The adage goes that you can’t fight city hall. Despite those words, that doesn’t mean that you aren’t allowed to fight. Rather, the presumption behind the statement is that the legal system is structured in such a way that those who try to battle city hall are doomed to fail.

That is not necessarily the case, however. It all depends on the circumstances of the situation. It is possible to wage a successful challenge against the city to protect your civil rights. And while the New York Police Department might seem like a self-protected stronghold, the same holds true for that organization as well. In fact, sometimes the circumstances demand action.

It is true that the courts tend to grant officers broad latitude in fulfilling their investigative and law enforcement roles. But the immunity from accountability is qualified. Many forms of conduct are illegal. But abuses happen, often because the average person isn’t aware of his or her rights to begin with. If you experience police behavior that you question, consult with a skilled attorney to get clarity about what your options may be.

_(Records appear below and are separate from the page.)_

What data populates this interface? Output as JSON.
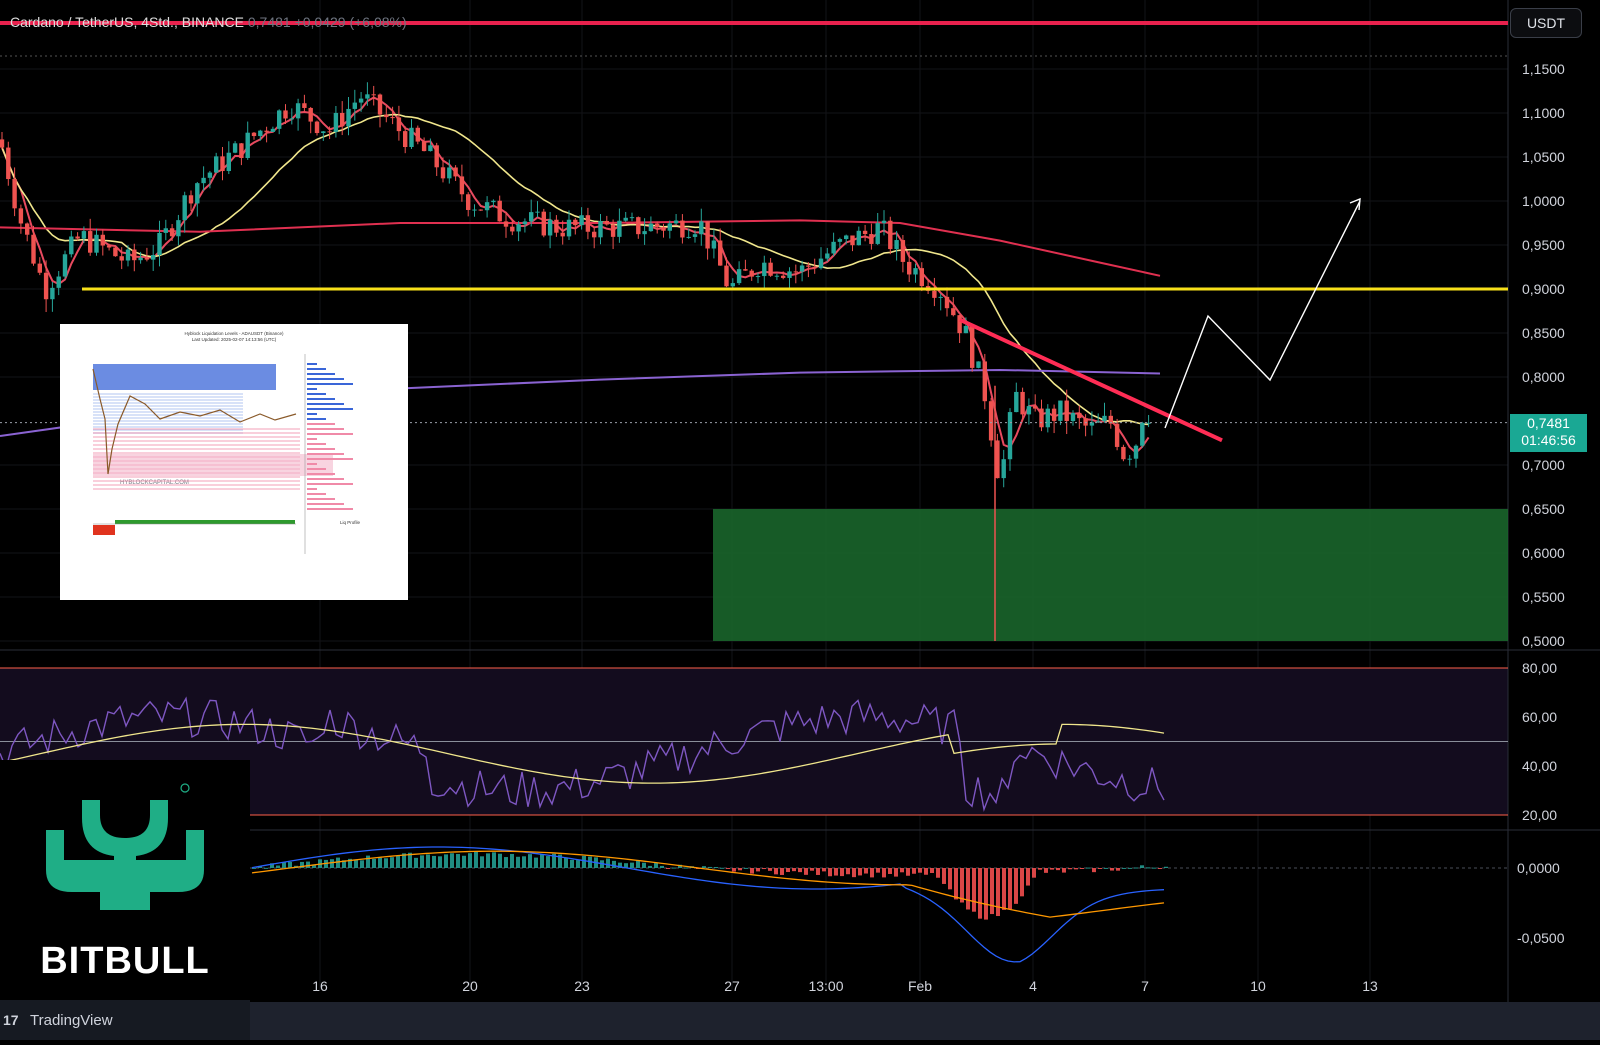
{
  "header": {
    "symbol": "Cardano / TetherUS, 4Std., BINANCE",
    "last": "0,7481",
    "change": "+0,0429 (+6,08%)"
  },
  "currency_button": "USDT",
  "price_tag": {
    "price": "0,7481",
    "countdown": "01:46:56"
  },
  "price_axis_labels": [
    "1,1500",
    "1,1000",
    "1,0500",
    "1,0000",
    "0,9500",
    "0,9000",
    "0,8500",
    "0,8000",
    "0,7000",
    "0,6500",
    "0,6000",
    "0,5500",
    "0,5000"
  ],
  "rsi_axis_labels": [
    "80,00",
    "60,00",
    "40,00",
    "20,00"
  ],
  "macd_axis_labels": [
    "0,0000",
    "-0,0500"
  ],
  "time_axis_labels": [
    "16",
    "20",
    "23",
    "27",
    "13:00",
    "Feb",
    "4",
    "7",
    "10",
    "13"
  ],
  "logo": {
    "text": "BITBULL",
    "brand_color": "#1fae86"
  },
  "footer": {
    "brand": "TradingView"
  },
  "inset": {
    "title_lines": [
      "Hyblock Liquidation Levels - ADAUSDT (Binance)",
      "Last Updated: 2025-02-07 14:13:56 (UTC)"
    ],
    "watermark": "HYBLOCKCAPITAL.COM",
    "profile_label": "Liq Profile"
  },
  "colors": {
    "up": "#26a69a",
    "down": "#ef5350",
    "ma_short": "#e84a5f",
    "ma_mid": "#f0e68c",
    "ma_long": "#e03050",
    "ma_200": "#8a63d2",
    "support_line": "#f7e01a",
    "top_line": "#e8214d",
    "zone": "#1b6b2e",
    "trendline": "#ff2d55"
  },
  "chart_data": {
    "type": "candlestick",
    "price_range": [
      0.5,
      1.15
    ],
    "rsi_levels": [
      20,
      50,
      80
    ],
    "macd_range": [
      -0.05,
      0.0
    ],
    "horizontal_levels": [
      0.9,
      1.2
    ],
    "demand_zone": [
      0.5,
      0.65
    ],
    "current_price": 0.7481
  }
}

Criteria for suing for false arrest

One egregious violation of civil rights that anyone can fall victim to is false arrest or imprisonment by the police. Under federal law, any government agent who deprives a person of “rights, privileges, or immunities secured by the Constitution and laws,” can be held liable and redress can be sought.

The Fourth Amendment is what frames the conditions under which a claim of false arrest is possible. This is the prohibition against unreasonable search or seizure. For example, if you are clearly engaged in lawful behavior near a criminal act, officers don’t have the right to arrest you. Also, if police don’t have adequate probable cause to support your detention, false arrest might be claimed.

In fact, any non-consensual restriction of a person’s freedom of movement, when no legal justification exists, may constitute liability for false imprisonment.

Such challenges do come with significant legal obstacles. But they are not insurmountable for attorneys with experience.